3A entry 443 excludes.
"Oilseals-bushings-overrings and tyres/tubes (including flaps in equal nos.) for automotive application." " On a perusal of the requirements of the ITC Policy, we find that the items were not covered by any of the Appendices claimed by the appellant. We do not see any reason in this respect to differ with the findings of the adjudicating authority which are reproduced above. We, therefore, hold that the subject goods fall under Appendix 2(B) which required specific licence.
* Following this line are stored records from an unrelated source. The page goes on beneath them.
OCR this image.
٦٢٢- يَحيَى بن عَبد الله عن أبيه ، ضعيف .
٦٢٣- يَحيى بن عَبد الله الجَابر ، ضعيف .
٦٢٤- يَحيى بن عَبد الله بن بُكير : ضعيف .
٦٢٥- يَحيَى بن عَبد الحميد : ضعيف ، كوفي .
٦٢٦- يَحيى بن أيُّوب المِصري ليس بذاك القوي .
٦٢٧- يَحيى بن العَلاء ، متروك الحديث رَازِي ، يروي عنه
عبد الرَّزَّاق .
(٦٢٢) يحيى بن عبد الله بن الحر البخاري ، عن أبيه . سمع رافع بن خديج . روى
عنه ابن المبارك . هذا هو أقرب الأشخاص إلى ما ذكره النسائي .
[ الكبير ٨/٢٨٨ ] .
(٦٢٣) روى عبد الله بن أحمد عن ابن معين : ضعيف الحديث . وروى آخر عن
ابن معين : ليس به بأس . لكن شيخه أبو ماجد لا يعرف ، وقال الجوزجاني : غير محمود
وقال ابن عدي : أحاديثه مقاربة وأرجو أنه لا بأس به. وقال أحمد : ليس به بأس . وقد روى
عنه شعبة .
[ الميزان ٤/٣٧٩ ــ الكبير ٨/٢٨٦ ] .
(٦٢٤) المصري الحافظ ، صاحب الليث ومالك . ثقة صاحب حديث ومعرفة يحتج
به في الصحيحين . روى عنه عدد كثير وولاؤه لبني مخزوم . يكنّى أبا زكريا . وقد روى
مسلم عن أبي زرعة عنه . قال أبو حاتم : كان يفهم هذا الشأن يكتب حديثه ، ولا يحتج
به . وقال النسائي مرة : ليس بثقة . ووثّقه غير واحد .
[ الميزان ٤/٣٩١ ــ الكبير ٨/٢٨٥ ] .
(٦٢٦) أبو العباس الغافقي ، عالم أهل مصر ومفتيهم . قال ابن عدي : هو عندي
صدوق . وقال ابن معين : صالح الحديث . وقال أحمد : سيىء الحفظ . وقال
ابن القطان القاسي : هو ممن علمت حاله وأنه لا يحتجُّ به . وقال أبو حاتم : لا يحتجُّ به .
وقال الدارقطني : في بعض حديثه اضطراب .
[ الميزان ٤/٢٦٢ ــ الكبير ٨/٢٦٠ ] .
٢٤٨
As no specific licence was produced by the appellants, we hold that the confiscation of the goods under Section 111(d) is maintainable in law." 10A. For purpose of levy of countervailing duty, the Revenue relied on the decision of the Hon'ble Supreme Court in the case of Khandelwal Metal and Engineering Works reported in 1985 (20) E.L.T. 222. The relevant paragraphs of the Hon'ble Supreme Court's decision in this case contained in paras 7, 8, 9, 10 and 37 are reproduced herein: - * * * * * * * 10B. From the above, it is clear that CVD or the Additional duty of Customs shall be chargeable on the imported goods, and we hold accordingly.
11. On the question of not accepting the transaction value of the goods, we find that the adjudicating authority has in his order simply said "I order the assessable value under Section 14 of the Customs Act to be determined as Rs. 2 lakhs CIF". No evidence has been brought on record as to why the transaction value indicated by the appellants in the Bill of Entry was not accepted. The adjudicating authority has simply gone by what valuation was done by the Customs Appraiser. No reasons have been assigned as to why the value declared in the Bill of Entry was not accepted nor any evidence has been brought on record to show that the fair value of the goods at the time and place of importation was Rs. 2 lakhs. In the absence of any documentary evidence or any cogent reasoning given by the adjudicating authority for not accepting the transaction value, we hold that the adjudicating authority had acted arbitrarily. Having regard to this fact, we accept the value as declared by the appellants in the Bill of Entry and the invoices covering the imported goods.
11A. The impugned order is accordingly modified in terms of the above findings and the appeal is disposed of accordingly.